Git pack-objects process after backup completed

Hi.
We found that after backup completed there are a lot of processes like (iotop)
189100 be/4 git 1131.96 M 0.00 B 0.00 % 59.92 % git pack-objects --revs --thin --stdout --progress --delta-base-offset

via lsof we found that this process works with repostories like this:

cat //var/volume/repositories/@hashed/08/c1/08c159cb811c2742199fed6b07c10860a7b8e777515377e20fe0f2d90f230657.git/config
[core]
repositoryformatversion = 0
filemode = true
bare = true
sparseCheckout = true
commitGraph = true
splitIndex = false
[remote “origin”]
url = /var/opt/gitlab/backups/repositories/repo1/bingo.bundle
fetch = +refs/:refs/
mirror = true
[gitlab]
fullpath = repo1/bingo

but the path /var/opt/gitlab/backups/repositories is not availble, it is the backup folder…
Does anyone know why the repository has such a strange url?

Thanks.

1 Like

And one more question:
From time to time we have a lot of git pack-objects process and they’re doing something, but we don’t understand what it is

It is after backup artefacts or someone downloaded the repositories via https instead of ssh?

Hi,

Going by the info here:

https://git-scm.com/docs/git-pack-objects

it’s could be to do with the .git/objects/pack/*.pack and *.idx files. I expect a process is running and creating/updating these files. Depending on how many repositories you have or their size, this might take a while.

Under backups, the repositories directory won’t exist once the backup has been finished. Since it was only there temporarily whilst it was being archived into the tar file.

Also with Linux, lsof will show files as being open, and they may not necessarily be accessed since Linux will cache in memory for a certain amount of time before completely closing the file - for performance reasons. If files kept opening/closing all the time, it would slow down repeated access.

Thank you for your answer.
I am more interested in the answer to the question: in what cases and why does GitLab run the git pack-objects process? And can the any settings somehow affect the frequency of starting this process?

A quick google:

normal functionality of gitlab, so it’s expected that these processes will exists and run on your server.

here you can find information relating on how to reduce memory usage by making changes in gitlab.rb to reduce the number of threads if you are worried about having too many processes, or with it using too much of memory on your system. Or alternatively, increase the CPU/ram available on your server to deal with the amount of threads created.

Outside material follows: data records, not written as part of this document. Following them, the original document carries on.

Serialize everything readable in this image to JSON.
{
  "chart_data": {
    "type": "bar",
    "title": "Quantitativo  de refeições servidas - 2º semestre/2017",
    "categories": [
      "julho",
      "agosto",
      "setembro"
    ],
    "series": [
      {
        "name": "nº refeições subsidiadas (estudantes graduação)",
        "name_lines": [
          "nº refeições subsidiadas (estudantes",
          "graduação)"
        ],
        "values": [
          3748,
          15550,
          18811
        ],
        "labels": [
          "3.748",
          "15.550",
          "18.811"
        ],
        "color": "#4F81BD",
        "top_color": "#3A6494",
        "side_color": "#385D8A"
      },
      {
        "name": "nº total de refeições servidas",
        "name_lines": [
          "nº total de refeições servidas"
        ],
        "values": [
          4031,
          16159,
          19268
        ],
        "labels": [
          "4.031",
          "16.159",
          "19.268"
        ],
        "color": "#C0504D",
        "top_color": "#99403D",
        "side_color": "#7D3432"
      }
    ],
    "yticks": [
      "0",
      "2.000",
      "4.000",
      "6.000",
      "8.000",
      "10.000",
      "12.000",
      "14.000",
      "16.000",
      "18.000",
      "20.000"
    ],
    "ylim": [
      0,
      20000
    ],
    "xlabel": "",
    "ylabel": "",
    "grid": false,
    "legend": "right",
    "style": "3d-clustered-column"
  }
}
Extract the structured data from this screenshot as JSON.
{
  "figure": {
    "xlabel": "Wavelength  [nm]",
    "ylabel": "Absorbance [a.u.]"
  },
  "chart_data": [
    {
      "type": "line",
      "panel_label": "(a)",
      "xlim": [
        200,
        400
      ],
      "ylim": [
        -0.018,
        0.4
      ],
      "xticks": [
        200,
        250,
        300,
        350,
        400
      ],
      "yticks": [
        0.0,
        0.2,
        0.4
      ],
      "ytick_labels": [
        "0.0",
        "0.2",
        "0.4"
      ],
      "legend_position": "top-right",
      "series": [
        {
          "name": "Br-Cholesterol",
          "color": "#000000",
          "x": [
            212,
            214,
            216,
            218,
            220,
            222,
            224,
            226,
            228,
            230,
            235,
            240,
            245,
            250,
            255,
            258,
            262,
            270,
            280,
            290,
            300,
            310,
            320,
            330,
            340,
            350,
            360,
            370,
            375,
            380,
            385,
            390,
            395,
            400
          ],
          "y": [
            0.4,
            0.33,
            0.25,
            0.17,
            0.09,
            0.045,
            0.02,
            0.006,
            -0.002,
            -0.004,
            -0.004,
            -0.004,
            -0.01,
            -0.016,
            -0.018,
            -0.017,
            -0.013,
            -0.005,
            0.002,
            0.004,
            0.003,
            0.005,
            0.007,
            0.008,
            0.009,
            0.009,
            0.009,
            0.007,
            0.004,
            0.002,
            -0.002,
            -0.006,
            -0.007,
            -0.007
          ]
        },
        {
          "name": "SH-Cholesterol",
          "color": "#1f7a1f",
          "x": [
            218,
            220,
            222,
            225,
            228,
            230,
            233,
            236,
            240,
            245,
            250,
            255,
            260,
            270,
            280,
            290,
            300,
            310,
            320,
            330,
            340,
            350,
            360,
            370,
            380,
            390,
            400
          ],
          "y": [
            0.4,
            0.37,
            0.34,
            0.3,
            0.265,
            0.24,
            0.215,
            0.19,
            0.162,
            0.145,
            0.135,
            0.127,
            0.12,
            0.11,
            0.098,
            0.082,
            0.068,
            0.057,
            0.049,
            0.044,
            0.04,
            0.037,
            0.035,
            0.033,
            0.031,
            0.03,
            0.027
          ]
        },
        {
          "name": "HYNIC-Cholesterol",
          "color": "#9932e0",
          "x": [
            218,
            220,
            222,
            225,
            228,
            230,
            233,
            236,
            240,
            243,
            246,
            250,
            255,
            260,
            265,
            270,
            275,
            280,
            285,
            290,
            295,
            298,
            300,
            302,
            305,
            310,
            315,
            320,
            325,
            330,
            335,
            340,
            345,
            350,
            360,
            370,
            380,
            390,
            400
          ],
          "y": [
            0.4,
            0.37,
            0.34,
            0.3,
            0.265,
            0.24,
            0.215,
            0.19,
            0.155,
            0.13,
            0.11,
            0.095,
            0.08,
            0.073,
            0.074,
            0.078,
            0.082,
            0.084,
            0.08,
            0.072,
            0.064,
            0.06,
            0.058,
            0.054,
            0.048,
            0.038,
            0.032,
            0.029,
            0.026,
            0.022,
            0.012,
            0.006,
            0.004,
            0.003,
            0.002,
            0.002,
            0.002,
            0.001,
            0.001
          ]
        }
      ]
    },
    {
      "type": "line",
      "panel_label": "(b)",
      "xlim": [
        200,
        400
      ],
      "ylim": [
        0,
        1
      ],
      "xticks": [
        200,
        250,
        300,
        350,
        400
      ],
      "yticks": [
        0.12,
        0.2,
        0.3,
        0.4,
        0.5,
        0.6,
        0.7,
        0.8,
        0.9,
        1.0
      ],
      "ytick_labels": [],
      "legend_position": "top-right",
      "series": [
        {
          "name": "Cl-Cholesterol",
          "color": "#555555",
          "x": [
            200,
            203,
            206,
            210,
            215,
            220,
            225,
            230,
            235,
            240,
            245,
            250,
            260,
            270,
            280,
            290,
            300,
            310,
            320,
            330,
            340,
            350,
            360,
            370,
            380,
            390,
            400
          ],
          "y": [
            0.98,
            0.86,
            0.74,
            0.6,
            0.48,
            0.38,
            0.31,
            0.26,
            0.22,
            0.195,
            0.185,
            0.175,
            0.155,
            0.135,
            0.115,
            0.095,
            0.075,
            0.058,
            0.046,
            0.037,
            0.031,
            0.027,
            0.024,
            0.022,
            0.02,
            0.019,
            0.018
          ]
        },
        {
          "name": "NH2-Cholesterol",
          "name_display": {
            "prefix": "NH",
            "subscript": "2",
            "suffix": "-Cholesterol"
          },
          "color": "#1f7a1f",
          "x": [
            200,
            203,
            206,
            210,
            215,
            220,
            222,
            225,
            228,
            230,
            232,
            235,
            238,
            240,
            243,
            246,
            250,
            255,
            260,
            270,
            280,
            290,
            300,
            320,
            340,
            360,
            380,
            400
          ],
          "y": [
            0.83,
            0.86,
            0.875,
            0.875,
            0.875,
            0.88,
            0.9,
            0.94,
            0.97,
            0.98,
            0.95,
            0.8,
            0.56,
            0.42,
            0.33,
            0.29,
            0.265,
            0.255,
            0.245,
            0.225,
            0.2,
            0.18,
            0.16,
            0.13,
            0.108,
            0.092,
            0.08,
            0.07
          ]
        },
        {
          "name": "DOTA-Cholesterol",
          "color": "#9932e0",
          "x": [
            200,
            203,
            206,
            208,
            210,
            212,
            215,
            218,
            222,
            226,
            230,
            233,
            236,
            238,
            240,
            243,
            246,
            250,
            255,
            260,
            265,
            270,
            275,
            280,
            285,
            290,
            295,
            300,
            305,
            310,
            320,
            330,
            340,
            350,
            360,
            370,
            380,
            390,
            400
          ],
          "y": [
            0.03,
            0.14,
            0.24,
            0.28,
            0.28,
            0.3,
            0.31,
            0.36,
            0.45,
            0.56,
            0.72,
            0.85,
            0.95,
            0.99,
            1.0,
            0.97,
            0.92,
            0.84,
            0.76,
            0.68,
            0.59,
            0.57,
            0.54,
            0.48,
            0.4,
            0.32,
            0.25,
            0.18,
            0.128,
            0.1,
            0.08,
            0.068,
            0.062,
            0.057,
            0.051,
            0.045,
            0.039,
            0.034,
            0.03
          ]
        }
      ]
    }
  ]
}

As you can see, it’s normal functionality of Gitlab for these processes to exist, and since they are running, there is obviously a reason for it. As far as I can see, nothing to worry about.

1 Like

Thank you.
We have enough memory and CPU, but not enough disk - this process generate about 10000 - 15000 read IOPS. We have planned to buy a more productive disk, but we still can’t understand why this problem occurred in the 13.7 version of GitLab.
git-pack-objects: excessive cpu and mem usage (#1132) · Issues · GitLab.org / gitaly · GitLab - here is a way to reduce the number of threads that call git-pack-objects, but the link (files/gitlab-config-template/gitlab.rb.template · master · GitLab.org / omnibus-gitlab · GitLab) is not that setting, please tell me what this setting is called?

The only parameter I know for reducing threads is this one:

# sidekiq['concurrency'] = 25

you can try uncommenting that and reducing this. On a raspberry PI they suggest setting to 9, but the idea applies to whichever system if you are wanting to control the resources. Haven’t found anything else with Google right now, so you can try it to see if it makes a difference.

The only other changes could be required with gitaly since this is more likely to affect the pack processes, especially considering the issues I posted previously: Gitaly | GitLab

Of course, after changing, run gitlab-ctl reconfigure and restart gitlab services gitlab-ctl restart.

1 Like

Thank you for advice. It helped to reduce the load on the system as a whole.